What would relational eating be without relationships? Even though I live alone I find ways to dine with others—sometimes simply bringing my own plate of food over to a friend's house so we can enjoy a family meal. But the natural response to relational eating is gratitude. This can be as simple as saying grace over every meal, no matter how many specific links in the supply chain you can name.

I learned the following grace when I was part of a team that met monthly to develop a training that would help people change. Each weekend we'd take a break from the intensity of our brainstorming to eat. We'd hold hands and say the Buddhist blessing:

This food is the gift of the whole universe—the earth, the sky, and much hard work.

May we live in a way that makes us worthy to receive it.

May we transform our unskillful states of mind, especially our greed.

May we take only foods that nourish us and prevent illness.

We accept this food so that we may realize the path of practice.
1

Grace before a meal and bedtime prayers were common when I was little. I don't know what's happened to “Now I lay me down to sleep, I pray the Lord my soul to keep . . .” but I can venture a guess about mealtime prayers. How many singles with no hands to hold still say grace when they sit down to eat? How has this changed our sense of eating, from being a relational act to being a distracted act, reading a book or clicking through e-mails as we chew and swallow?

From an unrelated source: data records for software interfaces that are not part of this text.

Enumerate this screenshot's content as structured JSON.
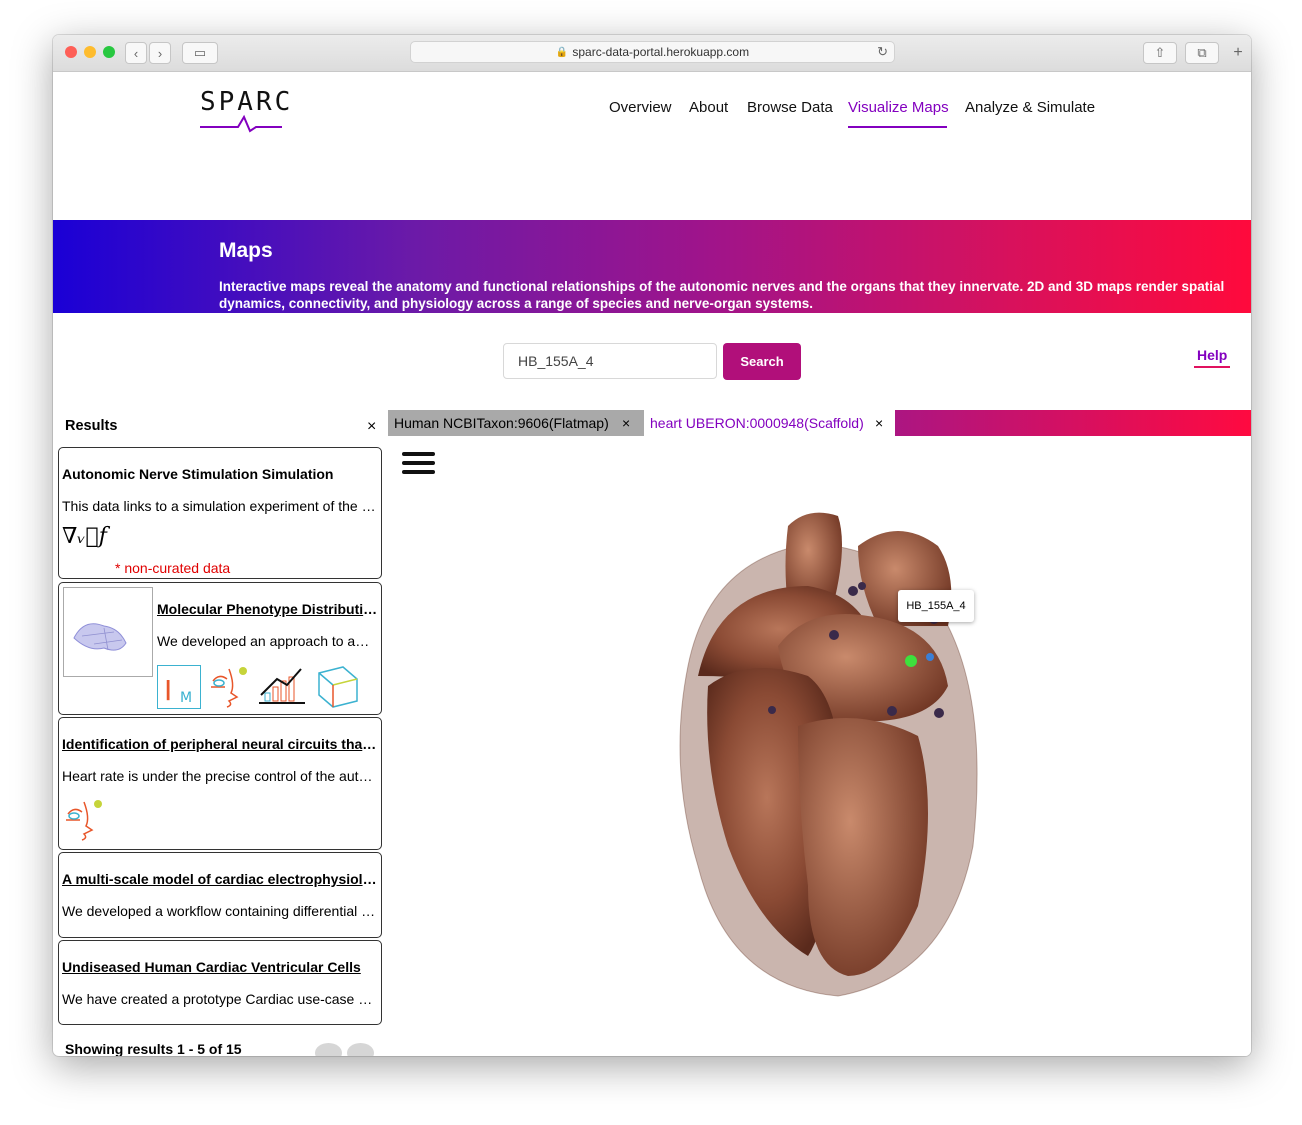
{
  "browser": {
    "url": "sparc-data-portal.herokuapp.com"
  },
  "header": {
    "logo": "SPARC",
    "nav": [
      {
        "label": "Overview"
      },
      {
        "label": "About"
      },
      {
        "label": "Browse Data"
      },
      {
        "label": "Visualize Maps",
        "active": true
      },
      {
        "label": "Analyze & Simulate"
      }
    ]
  },
  "banner": {
    "title": "Maps",
    "description": "Interactive maps reveal the anatomy and functional relationships of the autonomic nerves and the organs that they innervate. 2D and 3D maps render spatial dynamics, connectivity, and physiology across a range of species and nerve-organ systems."
  },
  "search": {
    "value": "HB_155A_4",
    "button_label": "Search",
    "help_label": "Help"
  },
  "results": {
    "title": "Results",
    "close": "×",
    "non_curated": "* non-curated data",
    "items": [
      {
        "title": "Autonomic Nerve Stimulation Simulation",
        "description": "This data links to a simulation experiment of the autonomic nerve stimulation",
        "icon_text": "∇ᵥ⃗f"
      },
      {
        "title": "Molecular Phenotype Distribution of Single Rat Intracardiac Neurons",
        "description": "We developed an approach to analyze the molecular phenotype"
      },
      {
        "title": "Identification of peripheral neural circuits that regulate heart rate",
        "description": "Heart rate is under the precise control of the autonomic nervous system"
      },
      {
        "title": "A multi-scale model of cardiac electrophysiology",
        "description": "We developed a workflow containing differential equations"
      },
      {
        "title": "Undiseased Human Cardiac Ventricular Cells",
        "description": "We have created a prototype Cardiac use-case of the workflow"
      }
    ],
    "showing": "Showing results 1 - 5 of 15"
  },
  "map": {
    "tabs": [
      {
        "label": "Human NCBITaxon:9606(Flatmap)",
        "close": "×"
      },
      {
        "label": "heart UBERON:0000948(Scaffold)",
        "close": "×",
        "active": true
      }
    ],
    "tooltip": "HB_155A_4"
  },
  "colors": {
    "brand_purple": "#8300bf",
    "search_button": "#b10f7a",
    "non_curated": "#e00000"
  }
}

Only the most devout among us follow the prayer cycles of traditional religions. Orthodox Jews are traditionally required to say a hundred blessings a day. Explanations vary as to why, but so what? Blessing opportunities abound. Put in a modern context, traditional cycles of daily prayer can translate into spontaneous
berakhot
(blessings) for every and any amazing moment when you recognize God hiding out in daily life. You can say a blessing when your eyes fly open in the morning, and when you wash your hands and face. You can appreciate as you dress that every limb articulates (more or less). In the same way you can say supermarket blessings for jars of peanut butter and for bins of chocolate-covered almonds and for whoever butchered that chicken, skinned it, boned it, placed it in a Styrofoam tray with something akin to a menstrual pad for any ooze, pulled taut the plastic, and slapped on a label with a bar code. If that weren't enough amazement, what about the good intentions of the chemists who figured out those preservatives we now revile. Dollars to doughnuts—as they say—these men and women really thought they were bringing us better living through chemistry.

In fact I do take such prayers with me when shopping, gardening, cooking, and eating. I shop in the Star Store with such gratitude. The cans and bins and wrapped meats and deli and paper products are
a gift of the whole universe, the earth, the sky, and much hard work
. In between conversations with friends by the cheese and between the fruits and nuts, I remind myself what a miracle it is that all this food is mine for a brief swipe of a debit card.

Back in the day when interviewers asked me for my top money-saving tip, I'd often say: “Gratitude.” It's very hard to impulse-buy when you are awash in gratitude for everything you have, which includes not just this shirt but
the earth, the sky, and the much hard work
of the generations who brought you the comforts of this life, just as it is.

It seems to be that way for relational eating. Even all this time later, hard to zone out with a spoon without thinking about the hands that are feeding me, without recognizing the preciousness of food.

Relational Farming

It stands to reason, once you think about it, that you can't be a relational eater without relational farmers—farmers in relationship with seeds, land, seasons, and more.